Article 150 states that If the Yang di-Pertuan Agong is satisfied that a
grave emergency exists whereby the security , or the economic life, or public
order in the Federation or any part thereof is threatened, he may issue a
Proclamation of Emergency making therein a declaration to that effect. The
language of Article 150(1) seems to imply that the proclamation of an
emergency is a discretionary power of the Yang di-Pertuan Agong under Article
40(2). Article 40(2) states that the Yang di-Pertuan Agong may act in his
discretion in the performance of three enumerated functions plus in any other
case mentioned in this Constitution. In the case of Public Prosecutor v Mohd Amin
Mohd Razali [2000] 4 MLJ 679, the court held that if the Parliament is sitting and
the Cabinet is in existence, the Yang di-Pertuan Agong exercises his powers on
advice. But if during a dissolution there is no Cabinet in existence to advise the
Monarch, then the King is empowered to issue a Proclamation of Emergency on
his own. Even if a caretaker government is in place, the caretaker governments
advice on national emergencies is not binding on the Yang di-Pertuan Agong.
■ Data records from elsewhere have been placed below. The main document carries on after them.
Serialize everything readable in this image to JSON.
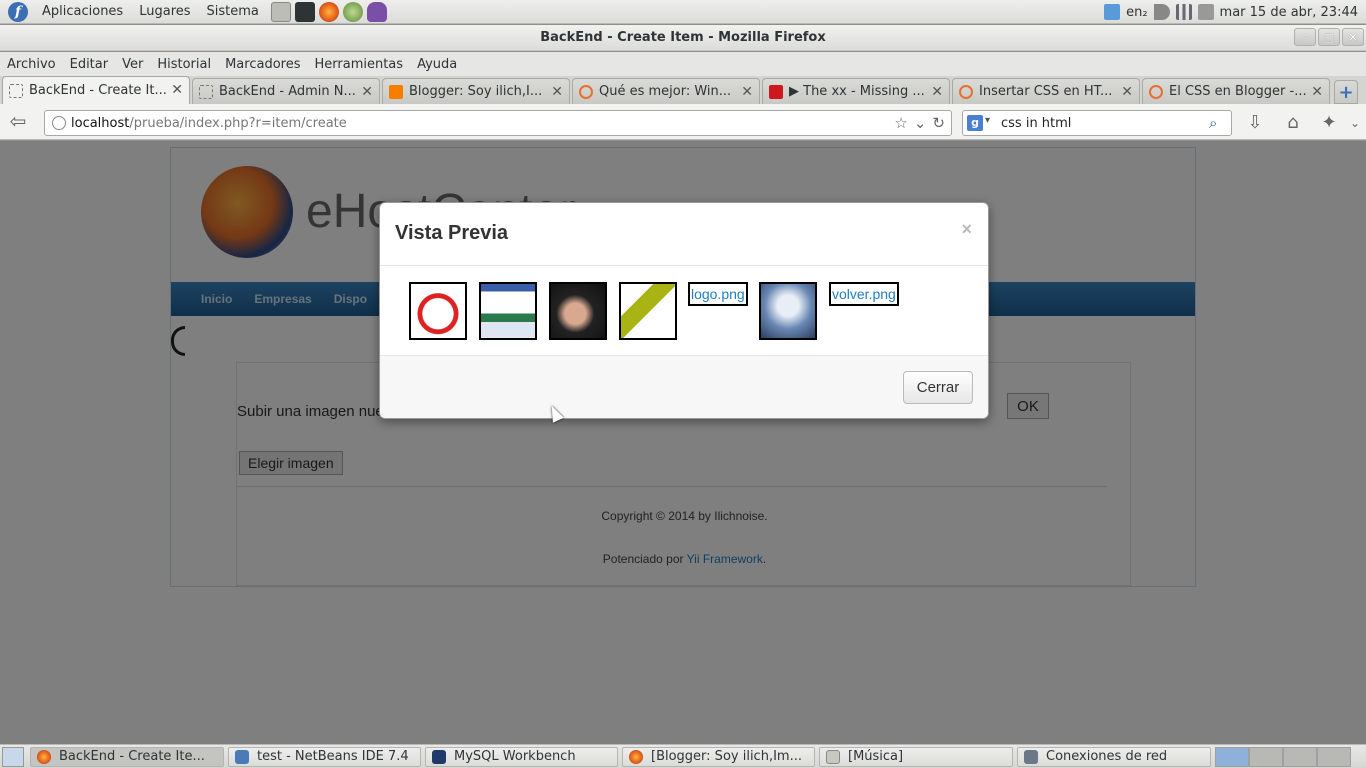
{
  "top_panel": {
    "menus": [
      "Aplicaciones",
      "Lugares",
      "Sistema"
    ],
    "tray_lang": "en₂",
    "clock": "mar 15 de abr, 23:44"
  },
  "window": {
    "title": "BackEnd - Create Item - Mozilla Firefox"
  },
  "menubar": [
    "Archivo",
    "Editar",
    "Ver",
    "Historial",
    "Marcadores",
    "Herramientas",
    "Ayuda"
  ],
  "tabs": [
    {
      "label": "BackEnd - Create It...",
      "active": true
    },
    {
      "label": "BackEnd - Admin N..."
    },
    {
      "label": "Blogger: Soy ilich,I..."
    },
    {
      "label": "Qué es mejor: Win..."
    },
    {
      "label": "▶ The xx - Missing ..."
    },
    {
      "label": "Insertar CSS en HT..."
    },
    {
      "label": "El CSS en Blogger -..."
    }
  ],
  "url": {
    "host": "localhost",
    "path": "/prueba/index.php?r=item/create"
  },
  "search": {
    "value": "css in html"
  },
  "site": {
    "brand": "eHostCenter",
    "nav": [
      "Inicio",
      "Empresas",
      "Dispo"
    ],
    "upload_label": "Subir una imagen nue",
    "ok_label": "OK",
    "choose_label": "Elegir imagen",
    "copyright": "Copyright © 2014 by Ilichnoise.",
    "powered_prefix": "Potenciado por ",
    "powered_link": "Yii Framework",
    "powered_suffix": "."
  },
  "modal": {
    "title": "Vista Previa",
    "close_glyph": "×",
    "images": [
      {
        "kind": "thumb",
        "icon": "alarm-clock-image"
      },
      {
        "kind": "thumb",
        "icon": "screenshot-image"
      },
      {
        "kind": "thumb",
        "icon": "portrait-photo-image"
      },
      {
        "kind": "thumb",
        "icon": "green-arrow-image"
      },
      {
        "kind": "link",
        "label": "logo.png"
      },
      {
        "kind": "thumb",
        "icon": "desktop-screenshot-image"
      },
      {
        "kind": "link",
        "label": "volver.png"
      }
    ],
    "close_button": "Cerrar"
  },
  "taskbar": [
    {
      "label": "BackEnd - Create Ite...",
      "icon": "firefox-icon",
      "active": true
    },
    {
      "label": "test - NetBeans IDE 7.4",
      "icon": "netbeans-icon"
    },
    {
      "label": "MySQL Workbench",
      "icon": "mysql-workbench-icon"
    },
    {
      "label": "[Blogger: Soy ilich,Im...",
      "icon": "firefox-icon"
    },
    {
      "label": "[Música]",
      "icon": "folder-icon"
    },
    {
      "label": "Conexiones de red",
      "icon": "network-icon"
    }
  ]
}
In Teh Cheng Poh v PP [1979] 1 MLJ 50, Lord Diplock summed up the
constitutional position must adequately: When one finds in the Constitution itself
or in Federal law powers conferred upon the Yang di-Pertuan Agong that are
expressed to be exercisable if he is of opinion or is satisfied that a particular
states of affairs exists or that particular action is necessary, the reference to his
opinion or satisfaction of the members of the Cabinet or the opinion or
satisfaction of a particular Minister. In the light of the above, it is submitted that
the proclamation of emergency by the King is not free of the constitutional
requirement to act in accordance with the advice from the Prime Minister under
Article 40(1). The Yang di-Pertuan Agongs power to declare the emergency is not
a discretionary power. The power to declare emergency is a federal power. It
belongs to the Yang di-Pertuan Agong and not to the State Sultans or Governors.
In conclusion, the Yang di-Pertuan Agongs power to declare emergency is
not a discretionary power instead it is a federal power.